Baker shows us why he’s unforgotten

Who remembers Ginger Baker? The legendary British drummer born in Lewisham in 1939 set the music world alight in the ’60s as part of threesome Cream with Eric Clapton and Jack Bruce.

But Baker was then and now essentially a drummer of the blues and of jazz, who began with the blues-drenched Graham Bond Organisation in 1964.

He was inspired by the greatest of British jazz drummers, Phil Seaman of Burton-on-Trent, and counted as his friends and “uncles” three legendary jazz drumming giants — Max Roach, Art Blakey and Elvin Jones, who he befriended in the US.

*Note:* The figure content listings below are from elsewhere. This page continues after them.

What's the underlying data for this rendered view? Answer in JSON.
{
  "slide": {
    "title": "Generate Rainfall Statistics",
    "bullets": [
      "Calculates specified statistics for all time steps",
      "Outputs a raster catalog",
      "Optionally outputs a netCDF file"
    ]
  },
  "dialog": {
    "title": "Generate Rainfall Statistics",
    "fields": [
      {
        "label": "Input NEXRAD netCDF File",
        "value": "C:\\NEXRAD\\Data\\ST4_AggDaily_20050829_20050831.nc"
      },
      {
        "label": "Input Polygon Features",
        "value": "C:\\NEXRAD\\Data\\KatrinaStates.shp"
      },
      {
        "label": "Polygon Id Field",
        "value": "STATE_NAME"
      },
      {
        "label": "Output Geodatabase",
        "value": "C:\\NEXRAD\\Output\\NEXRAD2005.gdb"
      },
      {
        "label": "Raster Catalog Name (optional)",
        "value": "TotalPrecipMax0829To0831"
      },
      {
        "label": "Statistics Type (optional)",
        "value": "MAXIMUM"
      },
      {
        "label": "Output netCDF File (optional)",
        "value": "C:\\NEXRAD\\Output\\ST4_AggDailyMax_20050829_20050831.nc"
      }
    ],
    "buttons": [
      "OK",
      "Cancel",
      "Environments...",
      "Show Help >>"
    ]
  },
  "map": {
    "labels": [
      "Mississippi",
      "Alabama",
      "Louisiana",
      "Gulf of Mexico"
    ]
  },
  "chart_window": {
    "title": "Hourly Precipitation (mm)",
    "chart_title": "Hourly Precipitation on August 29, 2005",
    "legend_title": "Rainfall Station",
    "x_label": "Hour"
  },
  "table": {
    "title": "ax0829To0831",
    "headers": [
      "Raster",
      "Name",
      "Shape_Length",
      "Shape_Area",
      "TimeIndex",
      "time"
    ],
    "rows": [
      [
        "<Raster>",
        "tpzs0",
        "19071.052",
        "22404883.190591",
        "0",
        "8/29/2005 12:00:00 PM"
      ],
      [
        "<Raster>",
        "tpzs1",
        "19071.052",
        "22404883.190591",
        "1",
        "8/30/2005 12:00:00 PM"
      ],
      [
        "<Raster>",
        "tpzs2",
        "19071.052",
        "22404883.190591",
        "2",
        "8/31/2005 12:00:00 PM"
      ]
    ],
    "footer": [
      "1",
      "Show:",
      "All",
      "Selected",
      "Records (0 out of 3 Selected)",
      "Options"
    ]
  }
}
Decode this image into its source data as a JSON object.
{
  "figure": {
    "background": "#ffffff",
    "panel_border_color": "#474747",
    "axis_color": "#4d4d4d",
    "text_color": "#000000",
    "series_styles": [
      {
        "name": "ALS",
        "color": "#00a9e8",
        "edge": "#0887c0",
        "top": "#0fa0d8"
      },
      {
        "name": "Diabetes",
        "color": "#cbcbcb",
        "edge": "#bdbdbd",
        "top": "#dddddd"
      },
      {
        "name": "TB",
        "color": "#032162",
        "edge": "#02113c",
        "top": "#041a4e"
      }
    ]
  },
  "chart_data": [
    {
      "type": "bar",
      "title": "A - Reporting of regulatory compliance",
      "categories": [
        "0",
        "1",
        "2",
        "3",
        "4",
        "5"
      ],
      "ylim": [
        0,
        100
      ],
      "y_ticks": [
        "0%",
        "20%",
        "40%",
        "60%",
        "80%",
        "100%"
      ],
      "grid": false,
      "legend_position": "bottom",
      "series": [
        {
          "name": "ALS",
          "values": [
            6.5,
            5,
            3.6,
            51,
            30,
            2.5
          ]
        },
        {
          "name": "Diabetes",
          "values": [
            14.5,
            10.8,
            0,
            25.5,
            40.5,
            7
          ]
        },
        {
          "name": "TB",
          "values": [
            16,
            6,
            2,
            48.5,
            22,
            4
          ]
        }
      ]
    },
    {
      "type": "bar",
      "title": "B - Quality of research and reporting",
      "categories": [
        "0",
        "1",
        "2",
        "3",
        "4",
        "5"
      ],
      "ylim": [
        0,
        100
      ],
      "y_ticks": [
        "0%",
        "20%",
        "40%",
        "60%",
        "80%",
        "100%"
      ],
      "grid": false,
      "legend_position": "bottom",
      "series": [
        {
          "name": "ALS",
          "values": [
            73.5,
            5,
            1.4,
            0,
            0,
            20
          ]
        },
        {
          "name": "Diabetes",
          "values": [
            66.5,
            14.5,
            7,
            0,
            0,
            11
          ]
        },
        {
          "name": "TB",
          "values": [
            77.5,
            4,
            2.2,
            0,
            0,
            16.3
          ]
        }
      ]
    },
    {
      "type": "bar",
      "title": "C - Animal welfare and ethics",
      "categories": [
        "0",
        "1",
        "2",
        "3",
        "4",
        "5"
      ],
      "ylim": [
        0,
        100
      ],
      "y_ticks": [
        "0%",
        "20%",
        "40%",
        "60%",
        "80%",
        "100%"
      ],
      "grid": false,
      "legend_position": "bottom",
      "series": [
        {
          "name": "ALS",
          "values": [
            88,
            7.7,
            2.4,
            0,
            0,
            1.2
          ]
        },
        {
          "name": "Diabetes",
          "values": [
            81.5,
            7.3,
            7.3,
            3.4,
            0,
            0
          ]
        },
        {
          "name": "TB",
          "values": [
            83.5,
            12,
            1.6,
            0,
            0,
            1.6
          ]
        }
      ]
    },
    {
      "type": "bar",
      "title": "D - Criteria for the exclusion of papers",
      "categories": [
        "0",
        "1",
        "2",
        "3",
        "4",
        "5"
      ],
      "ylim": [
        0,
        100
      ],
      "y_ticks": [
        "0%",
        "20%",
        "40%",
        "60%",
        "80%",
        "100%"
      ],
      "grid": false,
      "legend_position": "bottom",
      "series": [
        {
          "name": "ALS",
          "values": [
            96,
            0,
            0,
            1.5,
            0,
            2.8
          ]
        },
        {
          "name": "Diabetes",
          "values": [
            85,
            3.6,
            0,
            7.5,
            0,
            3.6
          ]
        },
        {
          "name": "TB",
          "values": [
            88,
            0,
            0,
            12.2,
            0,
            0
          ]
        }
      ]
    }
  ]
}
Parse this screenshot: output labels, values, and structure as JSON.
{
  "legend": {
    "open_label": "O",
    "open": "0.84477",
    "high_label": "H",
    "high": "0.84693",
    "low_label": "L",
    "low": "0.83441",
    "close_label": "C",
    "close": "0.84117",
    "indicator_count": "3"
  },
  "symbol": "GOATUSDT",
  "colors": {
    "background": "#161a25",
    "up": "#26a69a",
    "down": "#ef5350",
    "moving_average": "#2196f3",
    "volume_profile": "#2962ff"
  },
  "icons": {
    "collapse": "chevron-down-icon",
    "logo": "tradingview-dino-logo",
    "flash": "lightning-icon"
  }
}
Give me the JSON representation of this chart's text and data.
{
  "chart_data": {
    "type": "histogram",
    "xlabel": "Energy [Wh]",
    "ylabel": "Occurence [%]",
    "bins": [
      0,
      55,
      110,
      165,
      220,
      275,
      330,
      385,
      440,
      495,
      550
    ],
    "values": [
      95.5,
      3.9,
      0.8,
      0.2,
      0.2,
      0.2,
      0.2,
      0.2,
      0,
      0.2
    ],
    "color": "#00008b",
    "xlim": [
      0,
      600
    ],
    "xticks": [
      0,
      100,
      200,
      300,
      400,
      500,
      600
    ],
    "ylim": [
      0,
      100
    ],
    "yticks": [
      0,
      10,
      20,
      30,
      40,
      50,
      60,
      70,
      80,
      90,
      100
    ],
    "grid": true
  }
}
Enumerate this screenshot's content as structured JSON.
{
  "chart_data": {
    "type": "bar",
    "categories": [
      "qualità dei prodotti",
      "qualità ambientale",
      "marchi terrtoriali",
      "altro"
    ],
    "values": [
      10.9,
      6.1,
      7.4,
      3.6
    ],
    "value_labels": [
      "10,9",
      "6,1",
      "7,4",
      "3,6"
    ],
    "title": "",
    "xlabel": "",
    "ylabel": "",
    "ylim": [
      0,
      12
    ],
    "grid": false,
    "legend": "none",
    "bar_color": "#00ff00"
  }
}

And beyond jazz for Baker was the drumming of Africa. It stretched back to 1970 when a visit to Nigeria sparked a fascination with the country’s music, prompting him to establish a recording studio in Lagos and make records with Fela Kuti.

Living in Colorado in the ’90s, Baker established a powerful jazz outfit with the trumpeter Ron Miles called the Denver Jazz Quintet-to-Octet (DJQ2O) which in 1998 waxed fine jazz record Coward of the County with the mighty tenor saxophonist James Carter as guest.

In February 2014, he recorded the album Why? with a new band called Jazz Confusion by Baker — a quartet comprising Baker, African percussionist Abass Dodoo on drums, US saxophonist “Pee Wee” Ellis and English bassist Alec Dankworth.